In house building a challenge has existed for some time, which has required an improved and safer construction process.Existing masonry gable and party walls can be unstable during construction, particularly when required to support steelwork. Traditional brick and block gable ends and party walls are open to the elements during construction and cannot be erected during certain weather conditions. There is also the danger that they will be insufficiently cured before construction is continued, which can be a major health and safety risk.

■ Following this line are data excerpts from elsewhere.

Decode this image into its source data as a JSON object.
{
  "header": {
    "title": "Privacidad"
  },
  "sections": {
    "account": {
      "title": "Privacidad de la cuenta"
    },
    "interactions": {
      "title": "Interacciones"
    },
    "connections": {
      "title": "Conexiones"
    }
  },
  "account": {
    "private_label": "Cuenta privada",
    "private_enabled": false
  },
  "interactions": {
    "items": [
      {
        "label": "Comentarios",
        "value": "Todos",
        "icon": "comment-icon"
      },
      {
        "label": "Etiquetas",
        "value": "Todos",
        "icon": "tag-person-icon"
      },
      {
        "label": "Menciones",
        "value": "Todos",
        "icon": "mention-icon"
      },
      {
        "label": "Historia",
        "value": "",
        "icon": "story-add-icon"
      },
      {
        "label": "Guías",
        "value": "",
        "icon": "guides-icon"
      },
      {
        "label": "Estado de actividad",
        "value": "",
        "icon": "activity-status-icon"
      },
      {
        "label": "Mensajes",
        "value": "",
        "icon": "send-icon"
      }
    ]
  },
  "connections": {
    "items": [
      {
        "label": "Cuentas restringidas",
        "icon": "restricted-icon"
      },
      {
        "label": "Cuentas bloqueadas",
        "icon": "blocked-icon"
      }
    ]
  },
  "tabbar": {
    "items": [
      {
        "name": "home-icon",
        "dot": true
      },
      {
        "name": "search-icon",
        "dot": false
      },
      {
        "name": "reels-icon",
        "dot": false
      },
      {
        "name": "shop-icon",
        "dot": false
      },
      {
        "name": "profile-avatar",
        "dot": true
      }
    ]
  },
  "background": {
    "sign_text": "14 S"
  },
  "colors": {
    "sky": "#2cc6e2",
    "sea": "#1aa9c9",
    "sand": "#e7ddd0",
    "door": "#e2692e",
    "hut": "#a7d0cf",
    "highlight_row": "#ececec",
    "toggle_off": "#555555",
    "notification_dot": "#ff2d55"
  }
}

The ideal solution is to involve the pre-assembly of structural components at ground level to form the roof system. Working in partnership with a major national housebuilder, Pasquill discovered that what developers require is a configuration including pre-fabricated trussed rafters complete with bracing; with associated metalwork and fixings secured to Glulam timber beams to act as purlins, all in accordance with detailed assembly and construction drawings.
At this stage, the pre-assembled section can then be lifted up by crane to be secured onto pre-fabricated timber spandrel panels which have been supplied as part of the total solution. The spandrel panels are supplied insulated and clad, together with proprietary fixings. This approach, research revealed, would prove ideal for use in gable buildings and house types with a room in the roof or ‘attic’ configuration. Pasquill’s solution is called SafeSpan.
There are four key aspects to the safe use of cranes: planning lifting operations, safe systems of work, supervision of lifting and thorough examination. British Standard BS 7121Part 1 2006 sets out an acceptable standard for managing lifting operations using cranes on construction projects.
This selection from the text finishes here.